A while back, I had a discussion with our development team about significant figures. Specifically, the discussion centered around where they were going to go to lunch and when they were going to leave. Someone piped in with, “Right here, right now,” while another countered, “I wonder how many significant digits you should take for that to actually be true…” The first dev then stated, “First, you would need some units,” at which point I jumped into the conversation claiming, “Actually, I’m not sure that you do. Whether you are using AU or attometers, the number of significant digits should be the same.”

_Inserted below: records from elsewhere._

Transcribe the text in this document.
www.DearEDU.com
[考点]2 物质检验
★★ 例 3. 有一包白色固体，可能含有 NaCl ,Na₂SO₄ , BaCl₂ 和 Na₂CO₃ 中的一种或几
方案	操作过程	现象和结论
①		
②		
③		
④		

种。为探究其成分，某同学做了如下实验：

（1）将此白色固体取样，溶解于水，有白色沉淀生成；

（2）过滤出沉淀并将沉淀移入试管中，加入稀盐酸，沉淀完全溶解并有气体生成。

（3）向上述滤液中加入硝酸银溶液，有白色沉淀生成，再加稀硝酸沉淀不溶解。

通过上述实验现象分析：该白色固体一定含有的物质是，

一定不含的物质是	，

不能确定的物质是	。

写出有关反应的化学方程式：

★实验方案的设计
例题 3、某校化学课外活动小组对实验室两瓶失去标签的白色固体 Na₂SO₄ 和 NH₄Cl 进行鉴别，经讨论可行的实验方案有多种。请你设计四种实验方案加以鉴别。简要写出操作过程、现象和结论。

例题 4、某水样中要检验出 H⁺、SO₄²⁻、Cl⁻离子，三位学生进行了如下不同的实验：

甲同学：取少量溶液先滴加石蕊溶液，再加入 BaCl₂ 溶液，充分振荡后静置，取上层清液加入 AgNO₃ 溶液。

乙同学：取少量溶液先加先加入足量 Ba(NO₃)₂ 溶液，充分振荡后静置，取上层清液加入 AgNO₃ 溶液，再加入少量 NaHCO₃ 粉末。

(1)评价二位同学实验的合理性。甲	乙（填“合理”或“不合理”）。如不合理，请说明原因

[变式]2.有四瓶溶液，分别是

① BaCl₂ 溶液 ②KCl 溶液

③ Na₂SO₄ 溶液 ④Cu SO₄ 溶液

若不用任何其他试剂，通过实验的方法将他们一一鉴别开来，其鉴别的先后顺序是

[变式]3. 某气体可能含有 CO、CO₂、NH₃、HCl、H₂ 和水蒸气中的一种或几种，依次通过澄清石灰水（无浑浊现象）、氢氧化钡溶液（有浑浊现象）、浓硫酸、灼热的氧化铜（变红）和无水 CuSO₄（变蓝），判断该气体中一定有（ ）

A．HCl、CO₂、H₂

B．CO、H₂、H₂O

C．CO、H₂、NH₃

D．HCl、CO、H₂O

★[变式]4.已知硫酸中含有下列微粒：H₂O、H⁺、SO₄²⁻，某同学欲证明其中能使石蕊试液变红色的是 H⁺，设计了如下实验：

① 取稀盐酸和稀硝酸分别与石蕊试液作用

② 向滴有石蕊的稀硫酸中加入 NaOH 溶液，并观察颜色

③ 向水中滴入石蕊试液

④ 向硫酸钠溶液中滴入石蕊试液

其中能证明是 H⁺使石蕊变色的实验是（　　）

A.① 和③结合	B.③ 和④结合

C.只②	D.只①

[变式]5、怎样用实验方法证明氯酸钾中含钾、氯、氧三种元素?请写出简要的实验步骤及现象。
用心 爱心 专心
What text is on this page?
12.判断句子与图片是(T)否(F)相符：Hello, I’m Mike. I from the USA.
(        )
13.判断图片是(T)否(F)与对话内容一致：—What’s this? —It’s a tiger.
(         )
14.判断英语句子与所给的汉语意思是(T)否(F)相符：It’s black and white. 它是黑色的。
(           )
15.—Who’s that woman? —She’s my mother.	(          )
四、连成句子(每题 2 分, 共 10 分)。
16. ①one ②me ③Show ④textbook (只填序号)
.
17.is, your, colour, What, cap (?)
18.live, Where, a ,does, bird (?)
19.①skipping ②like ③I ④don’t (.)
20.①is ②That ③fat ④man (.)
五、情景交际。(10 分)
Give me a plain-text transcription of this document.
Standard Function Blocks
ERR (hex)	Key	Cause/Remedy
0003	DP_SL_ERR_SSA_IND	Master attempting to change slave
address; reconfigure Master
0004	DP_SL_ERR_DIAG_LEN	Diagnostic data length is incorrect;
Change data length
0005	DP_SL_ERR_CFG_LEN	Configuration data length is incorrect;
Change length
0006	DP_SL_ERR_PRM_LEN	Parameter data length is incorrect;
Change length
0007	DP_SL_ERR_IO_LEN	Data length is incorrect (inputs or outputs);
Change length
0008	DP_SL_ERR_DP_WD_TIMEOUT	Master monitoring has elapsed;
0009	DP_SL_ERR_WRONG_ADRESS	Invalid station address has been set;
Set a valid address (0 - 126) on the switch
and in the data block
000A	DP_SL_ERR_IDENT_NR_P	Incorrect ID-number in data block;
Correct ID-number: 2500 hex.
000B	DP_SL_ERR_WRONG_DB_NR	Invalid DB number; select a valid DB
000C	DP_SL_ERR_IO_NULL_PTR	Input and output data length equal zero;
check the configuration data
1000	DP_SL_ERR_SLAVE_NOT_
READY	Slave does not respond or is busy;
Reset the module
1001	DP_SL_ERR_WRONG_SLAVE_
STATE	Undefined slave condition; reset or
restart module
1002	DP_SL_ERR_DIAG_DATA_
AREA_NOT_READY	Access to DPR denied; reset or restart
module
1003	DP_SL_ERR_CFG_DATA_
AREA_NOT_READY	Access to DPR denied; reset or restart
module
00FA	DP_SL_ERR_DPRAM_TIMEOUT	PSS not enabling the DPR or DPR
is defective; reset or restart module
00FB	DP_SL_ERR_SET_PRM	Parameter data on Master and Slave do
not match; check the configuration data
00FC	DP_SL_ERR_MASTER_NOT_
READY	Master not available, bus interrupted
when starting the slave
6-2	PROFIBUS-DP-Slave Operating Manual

The conversation then turned to whether significant digits were unit dependent. Keeping in mind the absurdity of the conversation, and the origin that it was spawned from, I actually found the concept really interesting. Are significant digits unit dependent?
The claim that they are not seemed intuitively true to me, but I didn’t have a proof ready to go.
Significant digits are roughly a rule of thumb, and occasionally you’ll get slightly different numbers of significant figures. This is true for all units that are different by a multiplicative factor.
Units like Kelvin that are different from common units by an additive factor have different numbers of significant figures. 1 degree Celsius is a different level of significance than 300 Kelvin. To keep the same rough accuracy, which is the intention of significant figures, you’d need at least 3 significant figures in the Kelvin.
Best thing to do is to carry your uncertainty around in original units and propogate conversions into the uncertainty properly.
For time you’re probably right. If you measure time since 0 AD in seconds you get the same number of significant figures if you measure it in decimal years or decimal millennia for that matter. If you shift the baseline, then it all gets screwed up.
Adam – thanks for the comment! I suspected as much about multiplicative vs additive factors and I’m working on a proof using the rules of significant figures and hopefully I can expand it to also percolate relative errors. The problem with the additive part seems similar to subtractive cancellation, so I plan to tackle it that way.